A far more flawed creation is Carol Reed’s The Agony and the Ecstasy, a sprawling epic starring Charlton Heston at his craggiest and grumpiest as a Michelangelo beset by dark nights of the soul and a rocky relationship with the bellicose Pope Julius II. Reed attempts to lay bare the creative process of a genius, and partly succeeds.

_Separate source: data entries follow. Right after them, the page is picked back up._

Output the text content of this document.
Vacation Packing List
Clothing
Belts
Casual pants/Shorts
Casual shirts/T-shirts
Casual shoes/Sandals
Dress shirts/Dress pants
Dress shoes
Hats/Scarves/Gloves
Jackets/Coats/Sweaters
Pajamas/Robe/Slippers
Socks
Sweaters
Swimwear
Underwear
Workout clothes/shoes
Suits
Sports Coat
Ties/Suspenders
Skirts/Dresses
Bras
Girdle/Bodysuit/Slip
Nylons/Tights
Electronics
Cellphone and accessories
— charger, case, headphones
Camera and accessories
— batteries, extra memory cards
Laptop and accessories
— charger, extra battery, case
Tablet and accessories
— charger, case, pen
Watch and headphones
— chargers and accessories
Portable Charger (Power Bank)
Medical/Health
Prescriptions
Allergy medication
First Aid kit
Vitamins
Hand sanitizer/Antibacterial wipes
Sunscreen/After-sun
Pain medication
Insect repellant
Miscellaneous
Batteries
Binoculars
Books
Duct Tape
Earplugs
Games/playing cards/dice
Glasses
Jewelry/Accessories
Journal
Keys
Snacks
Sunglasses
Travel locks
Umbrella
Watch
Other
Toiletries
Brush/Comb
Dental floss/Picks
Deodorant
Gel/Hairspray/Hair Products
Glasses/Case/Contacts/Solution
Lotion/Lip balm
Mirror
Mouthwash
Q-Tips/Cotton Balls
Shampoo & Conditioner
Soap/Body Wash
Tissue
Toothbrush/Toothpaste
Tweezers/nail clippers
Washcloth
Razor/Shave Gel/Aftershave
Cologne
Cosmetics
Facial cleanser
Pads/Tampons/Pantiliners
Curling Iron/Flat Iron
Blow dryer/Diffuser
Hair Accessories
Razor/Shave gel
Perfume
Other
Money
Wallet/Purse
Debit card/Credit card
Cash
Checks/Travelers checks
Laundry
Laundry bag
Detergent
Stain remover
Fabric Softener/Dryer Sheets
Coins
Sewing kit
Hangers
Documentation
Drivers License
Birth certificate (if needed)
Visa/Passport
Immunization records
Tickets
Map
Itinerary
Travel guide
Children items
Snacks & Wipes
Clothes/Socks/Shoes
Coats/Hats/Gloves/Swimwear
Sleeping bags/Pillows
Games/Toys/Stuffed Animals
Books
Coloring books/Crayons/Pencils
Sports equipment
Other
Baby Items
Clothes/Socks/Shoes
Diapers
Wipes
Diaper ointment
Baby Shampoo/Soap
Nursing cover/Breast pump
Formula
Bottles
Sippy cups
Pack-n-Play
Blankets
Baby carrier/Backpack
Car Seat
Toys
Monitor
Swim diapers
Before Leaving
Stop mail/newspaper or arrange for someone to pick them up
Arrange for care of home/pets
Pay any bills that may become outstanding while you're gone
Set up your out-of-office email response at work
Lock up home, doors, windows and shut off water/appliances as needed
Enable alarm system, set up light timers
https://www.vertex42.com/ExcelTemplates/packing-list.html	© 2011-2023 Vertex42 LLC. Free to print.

Heston’s tetchiness might partly be ascribed to the inch-long chunk of rebar he wedged up his hooter in an attempt to ape the Florentine’s famously twisted nose, broken by a jealous childhood rival. As many critics have noted, the film is as generous with the agony as it is mean with the ecstasy.
OVERARCHING
AMBITION 
 
The film spans the heyday of the Renaissance, perhaps the greatest flowering of creativity the world has ever seen. We meet Michelangelo’s rival Raphael, depicted here as an insipid figure waiting in the wings for the great man to fail, and some of the Medicis, the period’s great secular patrons.          
 
When his first attempt at the ceiling ends with him drunkenly destroying two apostles, Michelangelo disappears into the hills of Carrara to work with the marble miners. The Pope mounts a massive manhunt, and the artist flees higher into the mountains.

LOSING HIS TEMPERA 
It is here that the most powerful scene in the film takes place, one which should be laughably cheesy but somehow achieves a transcendent beauty. Stumbling out of a vaulted cave with swirling ceiling shapes which hint at the artist’s sinuous bodies, Michelangelo is confronted by an amazing cloud formation which we see form itself in his mind’s eye into God creating Adam. With the swelling score and some slick cinematography, we are transported for a moment onto the highest plane where genius dwells.
 
Alas, from there the film becomes a rather drawn out affair, all spilled paint pots and dodgy scaffolding and interminable rows with the Pope. After the scene with the clouds, the final ‘reveal’ of the ceiling is almost an anticlimax .
   
Creativity is an ephemeral and elusive thing. Most artists know it for the briefest of seasons. Michelangelo was blessed – and perhaps cursed – with a full live lived at the headiest heights. This film affords the briefest glimpse of his genius, and for that we can be grateful.